How To | Drive 5-volt TTL on external devices from a Q-SYS GPIO output

Learn to use Q-SYS GPIO output to drive 5-volt TTL on external devices.

Updated at November 20th, 2023


Current Q-SYS products with GPIO (Core Proccessor, IO Frame, IO8-Flex, etc.) provide 3.3-volt TTL output. Some third party devices such as SurgeX power sequencers, though, expect 5-volt TTL signals and might not reliably work with the Q-SYS GPIO. Using a pair of common resistors, it is possible to build out a Q-SYS GPIO output so it will provide 5 to 6-volt logic to the target device.

You will need to build out each GPIO that needs to drive a 5-volt TTL input.
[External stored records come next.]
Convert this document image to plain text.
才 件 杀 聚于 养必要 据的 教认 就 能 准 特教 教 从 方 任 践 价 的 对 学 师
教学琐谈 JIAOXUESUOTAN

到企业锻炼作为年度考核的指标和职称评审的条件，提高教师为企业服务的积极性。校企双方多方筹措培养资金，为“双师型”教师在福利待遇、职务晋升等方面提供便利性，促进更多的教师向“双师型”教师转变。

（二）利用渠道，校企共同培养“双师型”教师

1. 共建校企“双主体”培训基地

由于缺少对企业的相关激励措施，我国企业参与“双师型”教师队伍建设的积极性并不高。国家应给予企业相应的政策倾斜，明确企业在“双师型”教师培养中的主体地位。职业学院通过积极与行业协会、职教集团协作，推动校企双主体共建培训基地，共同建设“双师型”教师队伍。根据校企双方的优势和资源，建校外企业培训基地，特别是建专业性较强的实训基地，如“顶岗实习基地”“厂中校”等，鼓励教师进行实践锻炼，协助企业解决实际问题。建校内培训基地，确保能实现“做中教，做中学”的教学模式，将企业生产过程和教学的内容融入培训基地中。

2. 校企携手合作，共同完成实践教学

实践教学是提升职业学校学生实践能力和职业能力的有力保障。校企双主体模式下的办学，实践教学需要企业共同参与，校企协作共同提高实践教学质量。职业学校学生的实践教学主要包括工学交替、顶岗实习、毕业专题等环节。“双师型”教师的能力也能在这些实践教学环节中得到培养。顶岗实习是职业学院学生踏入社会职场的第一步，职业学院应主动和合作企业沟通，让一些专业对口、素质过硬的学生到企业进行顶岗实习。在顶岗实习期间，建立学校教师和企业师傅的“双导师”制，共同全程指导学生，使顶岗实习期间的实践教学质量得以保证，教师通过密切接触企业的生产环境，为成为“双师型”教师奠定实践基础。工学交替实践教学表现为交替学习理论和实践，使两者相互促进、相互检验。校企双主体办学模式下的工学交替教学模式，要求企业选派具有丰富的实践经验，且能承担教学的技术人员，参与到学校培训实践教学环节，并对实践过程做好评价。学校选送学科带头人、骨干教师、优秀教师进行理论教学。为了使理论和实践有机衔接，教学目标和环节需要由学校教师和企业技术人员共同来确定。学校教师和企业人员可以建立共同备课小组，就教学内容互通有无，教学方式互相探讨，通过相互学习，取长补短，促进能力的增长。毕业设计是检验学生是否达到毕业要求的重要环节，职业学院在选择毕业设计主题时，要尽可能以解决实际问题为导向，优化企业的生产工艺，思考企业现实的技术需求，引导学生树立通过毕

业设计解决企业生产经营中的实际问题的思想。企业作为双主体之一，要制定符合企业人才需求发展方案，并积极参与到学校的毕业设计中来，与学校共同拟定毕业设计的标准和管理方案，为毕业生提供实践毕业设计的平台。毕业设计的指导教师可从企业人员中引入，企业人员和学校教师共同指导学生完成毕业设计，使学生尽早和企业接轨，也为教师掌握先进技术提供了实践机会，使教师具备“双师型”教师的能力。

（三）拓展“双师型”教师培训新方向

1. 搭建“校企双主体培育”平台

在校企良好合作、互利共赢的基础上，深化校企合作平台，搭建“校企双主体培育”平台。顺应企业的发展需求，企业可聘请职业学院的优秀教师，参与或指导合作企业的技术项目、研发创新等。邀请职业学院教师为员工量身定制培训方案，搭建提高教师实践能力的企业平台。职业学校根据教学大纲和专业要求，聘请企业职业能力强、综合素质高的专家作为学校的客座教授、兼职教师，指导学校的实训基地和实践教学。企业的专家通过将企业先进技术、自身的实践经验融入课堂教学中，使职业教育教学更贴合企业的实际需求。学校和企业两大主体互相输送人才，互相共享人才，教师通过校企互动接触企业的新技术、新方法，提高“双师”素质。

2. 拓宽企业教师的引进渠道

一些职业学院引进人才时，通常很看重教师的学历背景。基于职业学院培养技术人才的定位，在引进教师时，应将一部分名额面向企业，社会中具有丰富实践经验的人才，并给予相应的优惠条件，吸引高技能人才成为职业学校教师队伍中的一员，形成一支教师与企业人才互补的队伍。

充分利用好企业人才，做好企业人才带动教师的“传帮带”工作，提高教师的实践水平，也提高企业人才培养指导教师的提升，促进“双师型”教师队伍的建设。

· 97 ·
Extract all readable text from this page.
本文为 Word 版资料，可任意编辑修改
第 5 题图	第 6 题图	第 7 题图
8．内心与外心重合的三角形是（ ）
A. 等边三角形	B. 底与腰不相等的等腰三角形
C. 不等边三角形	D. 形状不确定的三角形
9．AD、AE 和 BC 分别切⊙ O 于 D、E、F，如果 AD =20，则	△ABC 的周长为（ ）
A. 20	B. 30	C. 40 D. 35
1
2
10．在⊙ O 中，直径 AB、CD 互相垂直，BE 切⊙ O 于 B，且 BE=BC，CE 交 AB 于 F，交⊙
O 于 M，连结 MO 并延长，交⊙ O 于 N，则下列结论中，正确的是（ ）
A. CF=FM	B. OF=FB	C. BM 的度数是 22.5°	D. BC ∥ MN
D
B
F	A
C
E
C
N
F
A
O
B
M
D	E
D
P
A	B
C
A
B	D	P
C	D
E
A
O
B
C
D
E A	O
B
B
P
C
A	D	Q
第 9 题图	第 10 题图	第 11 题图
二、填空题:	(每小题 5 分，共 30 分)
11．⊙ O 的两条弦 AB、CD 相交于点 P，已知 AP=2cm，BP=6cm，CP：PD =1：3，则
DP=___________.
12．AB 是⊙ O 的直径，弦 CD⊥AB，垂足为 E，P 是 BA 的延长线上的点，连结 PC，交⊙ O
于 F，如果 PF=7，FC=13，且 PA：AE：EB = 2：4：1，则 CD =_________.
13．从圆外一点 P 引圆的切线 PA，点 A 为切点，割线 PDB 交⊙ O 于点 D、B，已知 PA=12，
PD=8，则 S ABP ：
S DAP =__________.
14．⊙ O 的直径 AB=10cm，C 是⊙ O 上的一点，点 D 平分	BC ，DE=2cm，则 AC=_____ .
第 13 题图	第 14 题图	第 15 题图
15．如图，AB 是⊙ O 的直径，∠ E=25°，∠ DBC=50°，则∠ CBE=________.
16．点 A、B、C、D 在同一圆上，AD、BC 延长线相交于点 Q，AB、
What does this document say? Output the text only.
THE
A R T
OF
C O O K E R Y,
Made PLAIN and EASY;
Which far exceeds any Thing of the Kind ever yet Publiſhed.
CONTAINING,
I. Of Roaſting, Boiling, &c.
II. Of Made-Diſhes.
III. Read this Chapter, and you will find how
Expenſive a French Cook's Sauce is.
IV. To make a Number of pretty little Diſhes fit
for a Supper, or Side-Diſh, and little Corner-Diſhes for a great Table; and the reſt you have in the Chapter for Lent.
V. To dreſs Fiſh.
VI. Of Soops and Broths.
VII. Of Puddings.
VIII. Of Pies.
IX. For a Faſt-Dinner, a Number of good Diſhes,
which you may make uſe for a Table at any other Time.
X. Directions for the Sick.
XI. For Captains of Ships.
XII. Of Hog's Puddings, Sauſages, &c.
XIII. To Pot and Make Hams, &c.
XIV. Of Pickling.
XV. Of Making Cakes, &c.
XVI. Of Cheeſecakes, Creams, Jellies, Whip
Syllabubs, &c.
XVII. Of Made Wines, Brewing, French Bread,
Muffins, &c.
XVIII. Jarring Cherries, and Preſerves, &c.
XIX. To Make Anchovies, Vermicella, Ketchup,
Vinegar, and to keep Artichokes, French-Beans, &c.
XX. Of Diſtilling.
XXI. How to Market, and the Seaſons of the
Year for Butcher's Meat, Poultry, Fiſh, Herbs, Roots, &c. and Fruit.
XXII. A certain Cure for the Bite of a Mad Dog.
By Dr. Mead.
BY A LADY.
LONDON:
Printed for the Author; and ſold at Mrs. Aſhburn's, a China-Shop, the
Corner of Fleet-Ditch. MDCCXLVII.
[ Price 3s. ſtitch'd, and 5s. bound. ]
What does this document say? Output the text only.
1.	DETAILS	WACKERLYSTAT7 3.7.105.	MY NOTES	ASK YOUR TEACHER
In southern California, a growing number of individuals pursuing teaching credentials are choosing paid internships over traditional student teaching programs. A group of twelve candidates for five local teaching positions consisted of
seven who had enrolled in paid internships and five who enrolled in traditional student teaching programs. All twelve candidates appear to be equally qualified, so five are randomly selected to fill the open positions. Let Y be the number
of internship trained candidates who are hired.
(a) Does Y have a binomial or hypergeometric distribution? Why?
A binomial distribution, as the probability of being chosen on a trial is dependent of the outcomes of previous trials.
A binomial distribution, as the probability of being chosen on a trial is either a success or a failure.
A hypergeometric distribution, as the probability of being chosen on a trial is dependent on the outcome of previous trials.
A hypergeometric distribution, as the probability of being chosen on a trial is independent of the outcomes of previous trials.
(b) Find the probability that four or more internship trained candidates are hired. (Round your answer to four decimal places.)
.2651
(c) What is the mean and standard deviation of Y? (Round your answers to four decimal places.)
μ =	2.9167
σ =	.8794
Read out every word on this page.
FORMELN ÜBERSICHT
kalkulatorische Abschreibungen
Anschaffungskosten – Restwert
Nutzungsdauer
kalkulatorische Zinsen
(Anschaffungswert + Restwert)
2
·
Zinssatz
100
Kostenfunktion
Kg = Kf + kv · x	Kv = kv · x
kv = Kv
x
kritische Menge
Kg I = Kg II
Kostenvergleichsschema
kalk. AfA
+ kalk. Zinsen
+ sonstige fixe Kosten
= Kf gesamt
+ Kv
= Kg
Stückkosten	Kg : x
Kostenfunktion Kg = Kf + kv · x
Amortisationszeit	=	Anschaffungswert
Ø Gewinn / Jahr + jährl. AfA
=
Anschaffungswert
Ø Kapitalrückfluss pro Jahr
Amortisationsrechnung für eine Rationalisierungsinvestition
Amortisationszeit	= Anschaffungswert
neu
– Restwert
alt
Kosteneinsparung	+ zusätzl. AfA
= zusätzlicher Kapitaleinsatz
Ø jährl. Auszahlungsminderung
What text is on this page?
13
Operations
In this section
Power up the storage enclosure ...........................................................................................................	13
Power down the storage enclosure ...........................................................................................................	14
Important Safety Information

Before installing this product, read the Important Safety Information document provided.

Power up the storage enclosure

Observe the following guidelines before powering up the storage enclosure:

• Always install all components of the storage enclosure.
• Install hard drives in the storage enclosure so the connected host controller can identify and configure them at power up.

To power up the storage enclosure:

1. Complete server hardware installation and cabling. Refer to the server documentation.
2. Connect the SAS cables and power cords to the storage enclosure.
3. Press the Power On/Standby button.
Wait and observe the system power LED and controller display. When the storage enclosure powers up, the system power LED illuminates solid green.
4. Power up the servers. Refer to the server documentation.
Resistor voltage divider build-out

The build-out comprises two identical resistors, R1 and R2 (see diagram below), arranged to form a voltage divider between the +12 V pin on the GPIO terminal strip and the GND pin. The value of each resistor should be 1 kΩ but may be as low as 470 Ω, as long as they are identical. The GPIO pin must be configured as open-collector, and it connects to the junction between the resistors. When the open-collector GPIO pin is inactive, the voltage at this point is 6 volts; when the pin is active, it pulls the voltage to 0 volts.

Thus, GPIO active = TTL low; GPIO inactive = TTL high.
Configure the logic in your Q-SYS design accordingly; there is a LogicNOT block available to invert logic.

Resistor power calculation

Select resistors R1 and R2 with a suitable power dissipation rating. Calculate your needs using the equation P = E^2 / R, where E = 12 volts and R is the value of each resistor.

If each resistor is 1 kΩ, this works out to 12 × 12 / 1000 = 0.144 W, so commonly available 1/4-watt resistors will suffice.
If each resistor is 470 Ω, the power dissipation will be  12 × 12 / 470 = 0.306 W, so you should select 1/2-watt resistors.